Dritter Typ ist der "Konzilskatholik". Er lehnt alle "Theologien der kleinen Herde", Vorschriften, Rechthaberei, Purismus und lateinische Messe ab. Er wünscht sich eine Kirche der Barmherzigkeit und Gemeinschaft mit der Welt. Seine biblischen Szenen sind die Begegnung Jesu mit der Ehebrecherin und das Mahl mit dem Zöllner Zachäus. Der "Konzilskatholik" ist fleißiger Kirchgänger und Pilger. Er engagiert sich stark im Gemeindeleben, karitativ und für die Familie und unterstützt vorbehaltlos Papst Franziskus. Überproportional oft wählt er links, ist aber auch in anderen Parteien anzutreffen.

Die "Gehorsamen"

Eine kleinere Gruppe sind die "Gehorsamen". Für sie ist Christus vor allem der am Kreuz getötete Sohn Gottes. Streben nach Heiligkeit und Askese dienen dem Ziel, sich Gottes Gnade würdig zu erweisen. Er hält eine gewisse Distanz zur Welt und hängt an der Schönheit der Liturgie. Auch die "Gehorsamen" sind eifrige Pilger und Messbesucher, am liebsten auf Latein. In ihrem Glaubensleben spielen Gebet in der Familie, Privatschule und Pfadfindertum eine Rolle; häufig bestehen Kontakte zu Neuen Geistlichen Gemeinschaften. Sie leben im Bewusstsein einer Minderheit, die die Tradition hochhält, wählen rechtsbürgerlich oder -populistisch und sehen Zuwanderung und den Kurs des Papstes kritisch.

Die "Begeisterten"

Typ fünf sind die "Begeisterten". Mental verwandt mit den "Gehorsamen", haben sie häufig ein Bekehrungserlebnis gehabt und fühlen sich in stetigem Dialog mit Christus. Ihr spiritueller Ort sind weniger Pfarreien als charismatische Gemeinschaften und Gebetsgruppen. Politisch sind sie ist am ehesten im bürgerlichen Spektrum zu verorten.

Die "Emanzipierten"

Die sechste Gruppe sind die "Emanzipierten". Sie sehen in Christus den Befreier des Menschen und Protagonisten von Nächstenliebe.

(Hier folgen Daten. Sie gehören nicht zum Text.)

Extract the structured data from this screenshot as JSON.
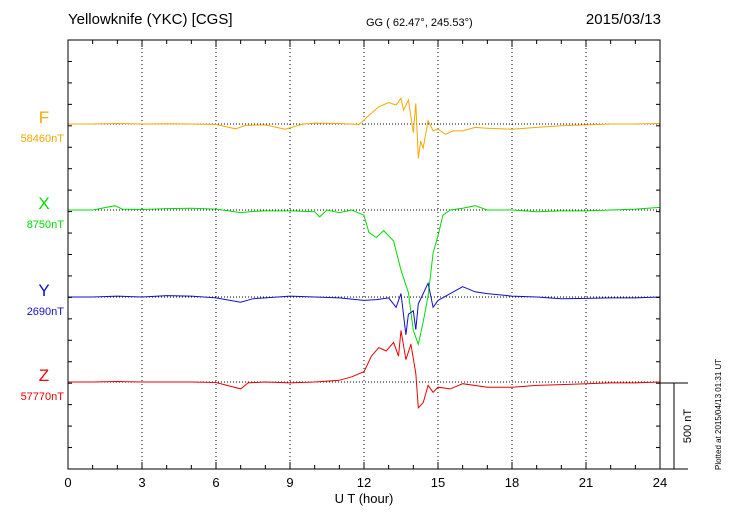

Katholisch zu sein, bedeutet für sie volle Verantwortung für ihr Leben und ihre Taten. Sie kritisieren eine Fixierung der Kirche auf die (Sexual-)Moral und wählen Mitte-links. Die eigene Spiritualität besteht im Kampf gegen Ungerechtigkeit und für die Umwelt, in persönlicher Bibellektüre sowie in Auszeiten im Kloster oder in Taize. Der Sonntagsgottesdienst gilt ihnen eher als abgehängt von der gesellschaftlichen Realität. Papst Franziskus geht ihnen nicht weit genug.